Microsoft geht gegen schädliche Online-Werbung vor

Der US-amerikanische Softwarehersteller Microsoft klagt vor einem Gericht in Seattle gegen die Verbreitung von schädlicher Online-Werbung. Das Unternehmen hat die Firmen DirectAd Solutions, Soft Solutions, qiweroqw.com, ote2008.info und ITmeter Inc. im Visier, die schädlichen Code hinter harmlos wirkenden Werbeeinblendungen verstecken oder mit Hilfe von Werbung auf schädliche Websites weiterleiten. Dort werde beispielsweise Scareware angeboten, die eine Infektion eines Computers vortäuschen.

Erst am vorigen Wochenende hatten Besucher des Online-Auftritts der New York Times sporadisch Einblendungen von sogenannter Scareware zu sehen bekommen, die Anwendern eine Infektion des PC vortäuschten. Dahinter könnten nach Angaben des Dienstleisters ClickForensics die Betreiber des so genannten Bahama Botnet stecken.

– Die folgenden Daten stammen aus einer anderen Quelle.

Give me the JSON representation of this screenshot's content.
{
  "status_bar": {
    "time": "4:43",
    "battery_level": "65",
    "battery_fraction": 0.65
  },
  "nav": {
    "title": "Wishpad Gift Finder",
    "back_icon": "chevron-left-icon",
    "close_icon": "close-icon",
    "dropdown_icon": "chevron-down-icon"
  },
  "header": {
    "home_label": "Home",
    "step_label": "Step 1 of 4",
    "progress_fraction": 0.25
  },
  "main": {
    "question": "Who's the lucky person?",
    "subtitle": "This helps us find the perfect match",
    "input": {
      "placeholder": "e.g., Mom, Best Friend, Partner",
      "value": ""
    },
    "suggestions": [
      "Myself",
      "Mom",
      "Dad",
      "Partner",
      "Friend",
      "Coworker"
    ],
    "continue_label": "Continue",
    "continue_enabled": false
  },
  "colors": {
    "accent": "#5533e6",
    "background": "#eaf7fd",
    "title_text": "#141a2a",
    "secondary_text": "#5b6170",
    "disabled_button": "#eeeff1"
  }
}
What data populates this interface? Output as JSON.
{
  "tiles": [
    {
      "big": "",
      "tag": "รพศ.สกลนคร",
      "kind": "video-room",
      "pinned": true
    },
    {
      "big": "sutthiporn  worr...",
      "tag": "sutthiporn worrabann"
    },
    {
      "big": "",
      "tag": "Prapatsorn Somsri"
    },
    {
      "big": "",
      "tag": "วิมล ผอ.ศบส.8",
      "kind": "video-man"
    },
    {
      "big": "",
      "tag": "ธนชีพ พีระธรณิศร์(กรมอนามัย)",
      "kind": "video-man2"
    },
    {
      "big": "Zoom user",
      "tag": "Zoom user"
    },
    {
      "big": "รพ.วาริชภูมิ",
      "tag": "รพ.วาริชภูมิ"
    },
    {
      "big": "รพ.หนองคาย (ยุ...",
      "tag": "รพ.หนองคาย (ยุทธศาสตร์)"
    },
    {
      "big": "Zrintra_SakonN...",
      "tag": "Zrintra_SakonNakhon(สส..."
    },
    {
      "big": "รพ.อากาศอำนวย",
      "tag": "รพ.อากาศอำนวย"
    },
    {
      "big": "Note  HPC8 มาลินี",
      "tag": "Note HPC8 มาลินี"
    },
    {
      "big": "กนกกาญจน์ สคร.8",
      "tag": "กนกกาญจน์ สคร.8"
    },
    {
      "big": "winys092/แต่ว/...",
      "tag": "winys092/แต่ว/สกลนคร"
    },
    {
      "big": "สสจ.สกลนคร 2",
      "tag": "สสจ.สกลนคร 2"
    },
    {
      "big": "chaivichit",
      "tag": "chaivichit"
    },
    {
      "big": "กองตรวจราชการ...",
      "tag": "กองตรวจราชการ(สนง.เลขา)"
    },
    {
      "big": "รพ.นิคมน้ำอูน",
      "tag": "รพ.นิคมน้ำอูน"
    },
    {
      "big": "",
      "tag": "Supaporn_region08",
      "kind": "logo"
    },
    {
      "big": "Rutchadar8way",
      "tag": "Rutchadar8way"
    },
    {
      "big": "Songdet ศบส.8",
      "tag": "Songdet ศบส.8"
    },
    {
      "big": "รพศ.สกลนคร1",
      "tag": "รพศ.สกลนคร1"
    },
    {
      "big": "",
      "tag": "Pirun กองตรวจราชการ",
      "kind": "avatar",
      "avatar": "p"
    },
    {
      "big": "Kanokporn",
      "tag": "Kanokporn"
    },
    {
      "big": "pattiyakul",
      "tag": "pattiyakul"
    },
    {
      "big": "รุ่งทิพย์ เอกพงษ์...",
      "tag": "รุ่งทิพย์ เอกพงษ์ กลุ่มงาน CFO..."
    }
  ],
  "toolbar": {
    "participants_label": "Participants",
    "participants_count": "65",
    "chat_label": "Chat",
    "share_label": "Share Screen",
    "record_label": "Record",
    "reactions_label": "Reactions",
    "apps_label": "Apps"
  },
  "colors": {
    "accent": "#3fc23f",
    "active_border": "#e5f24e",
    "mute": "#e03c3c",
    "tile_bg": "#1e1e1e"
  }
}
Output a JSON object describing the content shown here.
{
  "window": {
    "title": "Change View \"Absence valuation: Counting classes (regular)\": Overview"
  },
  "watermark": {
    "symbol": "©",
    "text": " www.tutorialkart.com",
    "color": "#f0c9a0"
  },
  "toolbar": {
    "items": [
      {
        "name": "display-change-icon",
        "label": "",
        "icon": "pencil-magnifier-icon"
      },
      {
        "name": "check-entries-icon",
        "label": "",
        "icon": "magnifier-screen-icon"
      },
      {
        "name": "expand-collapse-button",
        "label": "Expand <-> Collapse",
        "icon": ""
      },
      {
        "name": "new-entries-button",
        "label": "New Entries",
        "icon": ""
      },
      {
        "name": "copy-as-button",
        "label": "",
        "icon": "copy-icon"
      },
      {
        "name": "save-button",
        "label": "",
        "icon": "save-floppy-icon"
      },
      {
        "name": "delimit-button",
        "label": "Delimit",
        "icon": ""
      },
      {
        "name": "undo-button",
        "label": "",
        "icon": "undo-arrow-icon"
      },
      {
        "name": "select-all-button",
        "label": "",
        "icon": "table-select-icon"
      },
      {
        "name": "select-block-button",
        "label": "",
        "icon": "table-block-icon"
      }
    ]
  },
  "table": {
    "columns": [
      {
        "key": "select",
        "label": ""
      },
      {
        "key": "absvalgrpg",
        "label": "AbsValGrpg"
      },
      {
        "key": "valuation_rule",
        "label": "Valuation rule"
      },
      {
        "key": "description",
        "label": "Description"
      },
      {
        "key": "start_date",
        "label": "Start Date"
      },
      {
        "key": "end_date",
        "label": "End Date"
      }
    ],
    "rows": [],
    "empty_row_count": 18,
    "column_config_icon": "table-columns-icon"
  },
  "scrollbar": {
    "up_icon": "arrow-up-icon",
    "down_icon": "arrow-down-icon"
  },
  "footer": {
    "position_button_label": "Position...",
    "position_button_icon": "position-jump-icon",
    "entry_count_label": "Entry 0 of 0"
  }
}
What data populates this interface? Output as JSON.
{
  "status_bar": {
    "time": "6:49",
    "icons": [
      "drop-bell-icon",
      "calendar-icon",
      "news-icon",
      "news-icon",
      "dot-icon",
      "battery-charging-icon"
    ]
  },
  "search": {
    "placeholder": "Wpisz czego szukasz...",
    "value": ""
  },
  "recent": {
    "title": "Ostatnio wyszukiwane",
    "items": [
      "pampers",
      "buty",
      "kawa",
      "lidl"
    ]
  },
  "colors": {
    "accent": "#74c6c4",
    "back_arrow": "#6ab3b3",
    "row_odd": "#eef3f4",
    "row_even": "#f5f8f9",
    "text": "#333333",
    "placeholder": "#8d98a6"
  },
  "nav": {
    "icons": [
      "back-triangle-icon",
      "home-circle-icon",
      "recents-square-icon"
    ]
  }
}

Darüber hinaus hat Google die Verarbeitung von SSL-Zertifikaten überarbeitet. Künftig akzeptiert der Browser keine Zertifikate mehr, bei denen die Hash-Algorithmen MD2 oder MD4 Verwendung finden. Beide Verfahren gelten als wenig standhaft gegenüber Kollisionsattacken und könnten so einem Angreifer ermöglichen, dem Browser gefälschte Zertifikate unterzuschieben.

Weitere Information auf heise.de... und im Microsoft-Blog...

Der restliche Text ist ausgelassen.